Why is a two-by-four not actually 2 inches by 4 inches? I went to our local hardware store (no Home Depots in our little burg) and asked for a piece of lumber that was, as I had measured it, three-quarters of an inch by 3 1/2 inches. The girl looked at me funny and said, “You mean a one-by-four?” I said, a little embarrassed, “Um, yeah, I guess that’s what I need.” Then I got to looking around, and it dawned on me that lumber sizes have nothing to do with their actual dimensions. With all their professing to “measure twice and cut once,” why don’t carpenters seem to care about the actual size of the stuff with which they work? —Hunter, Craig, Colo.
Oh, they care. In fact, they’ve developed a special vocabulary to deal with the situation. Those in the building trades know one-by-four, two-by-four and so on are “nominal” dimensions—that is, in name only. If you want an honest-to-Jesus 1-inch-by-4-inch board rather than the usual anorexic stick, the magic words are “true size.” Better yet, tell the clerk you want “five-quarter” stock. Five-quarter boards, commonly used for exterior trim, are actually four-quarters of an inch thick—that is, 1 inch true size.
That’s absurd, you say. Few carpenters would argue. However, they have reality to contend with. Also greed. You’ll appreciate these two factors show considerable overlap.
First, reality. Years ago, cutting logs into lumber involved a lot of guesswork. The chief variable was the moisture content of the wood—green lumber shrinks as it dries. How much depends on how wet it was to start with. Typically, a 2-inch green board loses an eighth-inch of thickness once seasoned, but the actual difference may be more or less.
When sawmill operators adjust the “set-off” on their equipment—that is, the amount the log is advanced after each pass through the blade—they must allow for the kerf (or width) of the blade plus shrinkage. In the 19th century, they lacked an accurate way to gauge moisture content. So, they made the set-off a little wider than the nominal size, knowing the true size of the seasoned lumber would probably be a little less.
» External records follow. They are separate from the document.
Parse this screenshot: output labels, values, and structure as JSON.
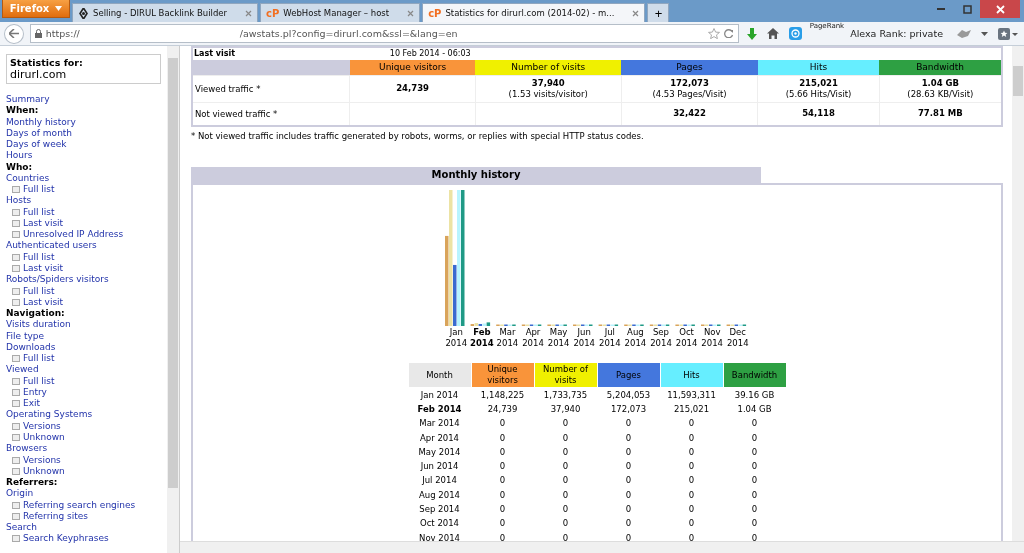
{
  "browser": {
    "menu_button": "Firefox",
    "tabs": [
      {
        "title": "Selling - DIRUL Backlink Builder",
        "selected": false
      },
      {
        "logo": "cP",
        "title": "WebHost Manager – host",
        "selected": false
      },
      {
        "logo": "cP",
        "title": "Statistics for dirurl.com (2014-02) - m...",
        "selected": true
      }
    ],
    "new_tab": "+",
    "url_scheme": "https://",
    "url_path": "/awstats.pl?config=dirurl.com&ssl=&lang=en",
    "pagerank": "PageRank",
    "alexa": "Alexa Rank: private"
  },
  "sidebar": {
    "stats_label": "Statistics for:",
    "site": "dirurl.com",
    "items": [
      {
        "kind": "link",
        "label": "Summary"
      },
      {
        "kind": "heading",
        "label": "When:"
      },
      {
        "kind": "link",
        "label": "Monthly history"
      },
      {
        "kind": "link",
        "label": "Days of month"
      },
      {
        "kind": "link",
        "label": "Days of week"
      },
      {
        "kind": "link",
        "label": "Hours"
      },
      {
        "kind": "heading",
        "label": "Who:"
      },
      {
        "kind": "link",
        "label": "Countries"
      },
      {
        "kind": "sub",
        "label": "Full list"
      },
      {
        "kind": "link",
        "label": "Hosts"
      },
      {
        "kind": "sub",
        "label": "Full list"
      },
      {
        "kind": "sub",
        "label": "Last visit"
      },
      {
        "kind": "sub",
        "label": "Unresolved IP Address"
      },
      {
        "kind": "link",
        "label": "Authenticated users"
      },
      {
        "kind": "sub",
        "label": "Full list"
      },
      {
        "kind": "sub",
        "label": "Last visit"
      },
      {
        "kind": "link",
        "label": "Robots/Spiders visitors"
      },
      {
        "kind": "sub",
        "label": "Full list"
      },
      {
        "kind": "sub",
        "label": "Last visit"
      },
      {
        "kind": "heading",
        "label": "Navigation:"
      },
      {
        "kind": "link",
        "label": "Visits duration"
      },
      {
        "kind": "link",
        "label": "File type"
      },
      {
        "kind": "link",
        "label": "Downloads"
      },
      {
        "kind": "sub",
        "label": "Full list"
      },
      {
        "kind": "link",
        "label": "Viewed"
      },
      {
        "kind": "sub",
        "label": "Full list"
      },
      {
        "kind": "sub",
        "label": "Entry"
      },
      {
        "kind": "sub",
        "label": "Exit"
      },
      {
        "kind": "link",
        "label": "Operating Systems"
      },
      {
        "kind": "sub",
        "label": "Versions"
      },
      {
        "kind": "sub",
        "label": "Unknown"
      },
      {
        "kind": "link",
        "label": "Browsers"
      },
      {
        "kind": "sub",
        "label": "Versions"
      },
      {
        "kind": "sub",
        "label": "Unknown"
      },
      {
        "kind": "heading",
        "label": "Referrers:"
      },
      {
        "kind": "link",
        "label": "Origin"
      },
      {
        "kind": "sub",
        "label": "Referring search engines"
      },
      {
        "kind": "sub",
        "label": "Referring sites"
      },
      {
        "kind": "link",
        "label": "Search"
      },
      {
        "kind": "sub",
        "label": "Search Keyphrases"
      }
    ]
  },
  "summary": {
    "last_visit_label": "Last visit",
    "last_visit_value": "10 Feb 2014 - 06:03",
    "columns": [
      {
        "label": "Unique visitors",
        "color": "#f9943a"
      },
      {
        "label": "Number of visits",
        "color": "#f0f000"
      },
      {
        "label": "Pages",
        "color": "#4477dd"
      },
      {
        "label": "Hits",
        "color": "#66eeff"
      },
      {
        "label": "Bandwidth",
        "color": "#2ea043"
      }
    ],
    "rows": [
      {
        "label": "Viewed traffic *",
        "cells": [
          {
            "value": "24,739"
          },
          {
            "value": "37,940",
            "note": "(1.53 visits/visitor)"
          },
          {
            "value": "172,073",
            "note": "(4.53 Pages/Visit)"
          },
          {
            "value": "215,021",
            "note": "(5.66 Hits/Visit)"
          },
          {
            "value": "1.04 GB",
            "note": "(28.63 KB/Visit)"
          }
        ]
      },
      {
        "label": "Not viewed traffic *",
        "cells": [
          {},
          {},
          {
            "value": "32,422"
          },
          {
            "value": "54,118"
          },
          {
            "value": "77.81 MB"
          }
        ]
      }
    ],
    "footnote": "* Not viewed traffic includes traffic generated by robots, worms, or replies with special HTTP status codes."
  },
  "monthly": {
    "title": "Monthly history",
    "month_header": "Month",
    "columns": [
      {
        "label": "Unique visitors",
        "color": "#f9943a"
      },
      {
        "label": "Number of visits",
        "color": "#f0f000"
      },
      {
        "label": "Pages",
        "color": "#4477dd"
      },
      {
        "label": "Hits",
        "color": "#66eeff"
      },
      {
        "label": "Bandwidth",
        "color": "#2ea043"
      }
    ],
    "chart_months": [
      {
        "month": "Jan",
        "year": "2014",
        "current": false
      },
      {
        "month": "Feb",
        "year": "2014",
        "current": true
      },
      {
        "month": "Mar",
        "year": "2014",
        "current": false
      },
      {
        "month": "Apr",
        "year": "2014",
        "current": false
      },
      {
        "month": "May",
        "year": "2014",
        "current": false
      },
      {
        "month": "Jun",
        "year": "2014",
        "current": false
      },
      {
        "month": "Jul",
        "year": "2014",
        "current": false
      },
      {
        "month": "Aug",
        "year": "2014",
        "current": false
      },
      {
        "month": "Sep",
        "year": "2014",
        "current": false
      },
      {
        "month": "Oct",
        "year": "2014",
        "current": false
      },
      {
        "month": "Nov",
        "year": "2014",
        "current": false
      },
      {
        "month": "Dec",
        "year": "2014",
        "current": false
      }
    ],
    "rows": [
      {
        "month": "Jan 2014",
        "current": false,
        "values": [
          "1,148,225",
          "1,733,735",
          "5,204,053",
          "11,593,311",
          "39.16 GB"
        ]
      },
      {
        "month": "Feb 2014",
        "current": true,
        "values": [
          "24,739",
          "37,940",
          "172,073",
          "215,021",
          "1.04 GB"
        ]
      },
      {
        "month": "Mar 2014",
        "current": false,
        "values": [
          "0",
          "0",
          "0",
          "0",
          "0"
        ]
      },
      {
        "month": "Apr 2014",
        "current": false,
        "values": [
          "0",
          "0",
          "0",
          "0",
          "0"
        ]
      },
      {
        "month": "May 2014",
        "current": false,
        "values": [
          "0",
          "0",
          "0",
          "0",
          "0"
        ]
      },
      {
        "month": "Jun 2014",
        "current": false,
        "values": [
          "0",
          "0",
          "0",
          "0",
          "0"
        ]
      },
      {
        "month": "Jul 2014",
        "current": false,
        "values": [
          "0",
          "0",
          "0",
          "0",
          "0"
        ]
      },
      {
        "month": "Aug 2014",
        "current": false,
        "values": [
          "0",
          "0",
          "0",
          "0",
          "0"
        ]
      },
      {
        "month": "Sep 2014",
        "current": false,
        "values": [
          "0",
          "0",
          "0",
          "0",
          "0"
        ]
      },
      {
        "month": "Oct 2014",
        "current": false,
        "values": [
          "0",
          "0",
          "0",
          "0",
          "0"
        ]
      },
      {
        "month": "Nov 2014",
        "current": false,
        "values": [
          "0",
          "0",
          "0",
          "0",
          "0"
        ]
      }
    ]
  }
}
The difference between nominal and true size was known as “scant” allowance.
The process was far from exact. I know this from examining the boards in the museum of antique lumber known as my house, which was built in the early 1890s. The nominal thickness of rafters and such clearly was 2 inches, and I’d say on average, true size was slightly less than that. But there’s quite a bit of variation, from 1 3/4 inches to 2 1/8 inches.
Carpenters in the 1890s dealt with this as best they could, judging from my house. They used thicker lumber as headers—that is, the horizontal boards above windows or on top of a line of studs, which carried a lot of weight.
As time went on, builders began demanding lumber of uniform dimension, so sawmill operators began planing boards after cutting them. Assuming you waited till the boards dried out and adjusted your planer accordingly, you’d wind up with a product of reliable size. However, it was also thinner. Now, the true size of lumber wasn’t slightly less than nominal, but a lot less.
How much less? That’s where the greed comes in.
Whether you’re milling lumber or making Hershey bars, smaller is cheaper. The driving concern at the turn of the century wasn’t so much the wood itself but the cost of freight. The virgin forests close to civilization had been cut down, and lumber had to be shipped from increasingly distant locations. In the early 1900s, you might pay $10 per thousand board feet at the mill and $20 to ship it. It occurred to lumber tycoons that if they did all their finishing out in the woods, thereby reducing the product’s bulk, they’d save a ton of money on freight. So that’s what they did.
But a problem soon emerged: Once nominal and true sizes parted ways, everything was up in the air. Southerners argued that southern yellow pine was stronger than northern white pine, and therefore could be cut thinner. Thus while two-by stock was 1 3/4 inches thick in most of the country, southern yellow pine manufacturers made theirs 1 5/8 inches. As lumber became a national commodity, builders complained about getting wood of different sizes. After World War I, a push for standardization began.
Years of wrangling ensued, as lumbering regions jockeyed for competitive advantage and debated arcane issues, at one point arguing over a thirty-second of an inch. It wasn’t until 1963 that modern sizes were agreed on, but the standard has endured ever since. Today, nominal one-by-fours are three-quarters by 3 1/2 inches, while nominal two-by-fours are 1 1/2 inches by 3 1/2 inches—confusing for novice carpenters and a bother for those rehabbing century-old houses, but otherwise a triumph of rationality over nature and the buck.